Ionenaustauscherharze sind ungefährlich. Aus dem Sicherheitsdatenblatt geht hervor, dass Standard-Ionenaustauscherharze hinsichtlich Toxizität, Feuer und Reaktivität mit Null bewertet werden. Dies gilt nur für neue oder nicht kontaminierte Harze.

Materialien, die sich während des Betriebs auf den Harzperlen ansammeln, können die Gefahreneinstufung des Materials verändern. Wenn beispielsweise ein Harz zur Entfernung von Schwermetallen aus einem Abwasserstrom verwendet würde, würde es als gefährlicher oder giftiger Stoff betrachtet. Es ist unbedingt erforderlich, dass Sie sich bei den zuständigen Behörden erkundigen, bevor Sie Harz entsorgen, das möglicherweise mit Schwermetallen oder anderen gefährlichen Materialien in Kontakt gekommen ist.
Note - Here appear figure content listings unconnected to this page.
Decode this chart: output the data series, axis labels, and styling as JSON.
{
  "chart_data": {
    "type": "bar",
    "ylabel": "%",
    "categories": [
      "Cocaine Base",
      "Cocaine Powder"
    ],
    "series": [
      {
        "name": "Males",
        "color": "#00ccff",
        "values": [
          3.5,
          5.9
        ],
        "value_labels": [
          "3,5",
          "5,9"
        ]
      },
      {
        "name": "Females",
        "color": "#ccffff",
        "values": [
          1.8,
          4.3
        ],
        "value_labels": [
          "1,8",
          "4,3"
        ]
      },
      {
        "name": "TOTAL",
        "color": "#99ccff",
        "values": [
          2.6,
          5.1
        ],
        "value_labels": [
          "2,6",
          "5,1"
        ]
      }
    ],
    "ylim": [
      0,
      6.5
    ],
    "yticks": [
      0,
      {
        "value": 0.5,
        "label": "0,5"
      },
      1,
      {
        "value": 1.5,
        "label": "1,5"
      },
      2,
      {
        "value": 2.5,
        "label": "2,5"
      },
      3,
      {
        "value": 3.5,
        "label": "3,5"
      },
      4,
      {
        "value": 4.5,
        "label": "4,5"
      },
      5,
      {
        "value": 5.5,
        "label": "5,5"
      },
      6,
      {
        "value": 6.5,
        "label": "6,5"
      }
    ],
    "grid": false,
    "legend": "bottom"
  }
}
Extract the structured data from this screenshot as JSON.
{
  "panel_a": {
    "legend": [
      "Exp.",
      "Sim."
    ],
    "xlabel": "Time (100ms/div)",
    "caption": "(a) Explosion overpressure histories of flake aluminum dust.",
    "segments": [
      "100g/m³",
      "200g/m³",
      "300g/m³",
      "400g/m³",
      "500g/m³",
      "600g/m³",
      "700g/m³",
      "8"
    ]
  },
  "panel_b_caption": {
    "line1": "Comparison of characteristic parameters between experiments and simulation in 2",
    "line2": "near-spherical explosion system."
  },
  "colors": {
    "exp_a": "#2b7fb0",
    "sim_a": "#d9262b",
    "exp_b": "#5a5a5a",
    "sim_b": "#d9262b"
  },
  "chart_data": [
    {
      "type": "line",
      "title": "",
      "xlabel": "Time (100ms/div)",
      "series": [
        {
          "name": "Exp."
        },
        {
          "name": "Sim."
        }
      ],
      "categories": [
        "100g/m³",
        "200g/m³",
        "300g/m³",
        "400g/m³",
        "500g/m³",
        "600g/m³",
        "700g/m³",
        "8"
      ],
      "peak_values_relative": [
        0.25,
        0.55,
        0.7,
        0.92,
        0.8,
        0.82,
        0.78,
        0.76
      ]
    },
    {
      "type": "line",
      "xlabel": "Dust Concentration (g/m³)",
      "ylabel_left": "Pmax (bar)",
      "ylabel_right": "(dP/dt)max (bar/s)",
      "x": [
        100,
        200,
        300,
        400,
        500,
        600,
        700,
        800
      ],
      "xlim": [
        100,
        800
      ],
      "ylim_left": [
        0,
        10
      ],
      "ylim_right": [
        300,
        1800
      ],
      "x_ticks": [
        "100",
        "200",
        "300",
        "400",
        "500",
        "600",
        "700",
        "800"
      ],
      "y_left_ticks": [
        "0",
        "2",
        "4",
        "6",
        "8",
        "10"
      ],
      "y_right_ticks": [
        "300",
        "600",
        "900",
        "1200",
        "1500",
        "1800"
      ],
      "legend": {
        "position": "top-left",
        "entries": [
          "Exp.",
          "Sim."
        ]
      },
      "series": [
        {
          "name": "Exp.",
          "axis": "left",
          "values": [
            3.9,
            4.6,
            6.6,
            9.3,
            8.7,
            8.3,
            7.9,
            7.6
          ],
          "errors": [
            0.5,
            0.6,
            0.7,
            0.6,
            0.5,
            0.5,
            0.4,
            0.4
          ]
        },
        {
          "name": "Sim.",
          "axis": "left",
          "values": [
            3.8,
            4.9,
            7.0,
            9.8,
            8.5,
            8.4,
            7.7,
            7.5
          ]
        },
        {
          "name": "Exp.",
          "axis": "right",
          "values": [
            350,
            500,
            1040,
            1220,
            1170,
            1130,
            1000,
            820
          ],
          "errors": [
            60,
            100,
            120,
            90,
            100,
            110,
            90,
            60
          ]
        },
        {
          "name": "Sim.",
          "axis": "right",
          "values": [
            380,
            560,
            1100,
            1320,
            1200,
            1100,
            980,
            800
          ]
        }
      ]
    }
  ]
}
Ionenaustauscherharze, die zur Aufbereitung von Leitungswasser oder Trinkwasserquellen verwendet werden, kommen normalerweise nur mit ungefährlichen gelösten Feststoffen wie Härte, Alkalität und anderen in Kontakt. Diese Harze können als normaler Müll entsorgt werden. Zuerst prüfen!

Harze sollten in erschöpfter Form oder in Salzform entsorgt werden. Hierzu kann es erforderlich sein, das Bett mit mehreren Bettvolumina verdünntem (5–15 %) Natriumchlorid in Kontakt zu bringen. Andernfalls könnten Kationenharze in der Wasserstoffform einen zu niedrigen pH-Wert für die Entsorgung haben und Anionenharze in der Hydroxidform könnten einen zu hohen pH-Wert haben.

Die Begriffe Ionenaustausch, Entionisierung und Entmineralisierung werden oft synonym verwendet, um den gleichen Prozess zu bezeichnen. Deionisierung und Entmineralisierung können jedoch auch durch andere Technologien als den Ionenaustausch erreicht werden (siehe Umkehrosmose). Beim Ionenaustausch handelt es sich um einen Prozess, der häufig in Nuklearanlagen, industriellen Prozessen sowie medizinischen und pharmazeutischen Betrieben eingesetzt wird, um die Reinheit und den pH-Wert von Wasser zu kontrollieren, indem unerwünschte Ionen entfernt und durch akzeptable Ionen ersetzt werden. Konkret handelt es sich dabei um den Austausch von Ionen zwischen einer festen Substanz (Harz genannt) und einer wässrigen Lösung, typischerweise kommunalem Trinkwasser, häufig handelt es sich dabei jedoch um Prozess- oder sogar Abwasser (z. B. aus der Galvanisierungsindustrie). Abhängig von der Art der Ionen, die ein Harz an das Wasser abgibt, kann der Prozess zu einer Wasserreinigung oder zur Kontrolle der Konzentration eines bestimmten Ions in einer Lösung führen. Ein Ionenaustausch ist der reversible Austausch von Ionen zwischen einer Flüssigkeit und einem Feststoff.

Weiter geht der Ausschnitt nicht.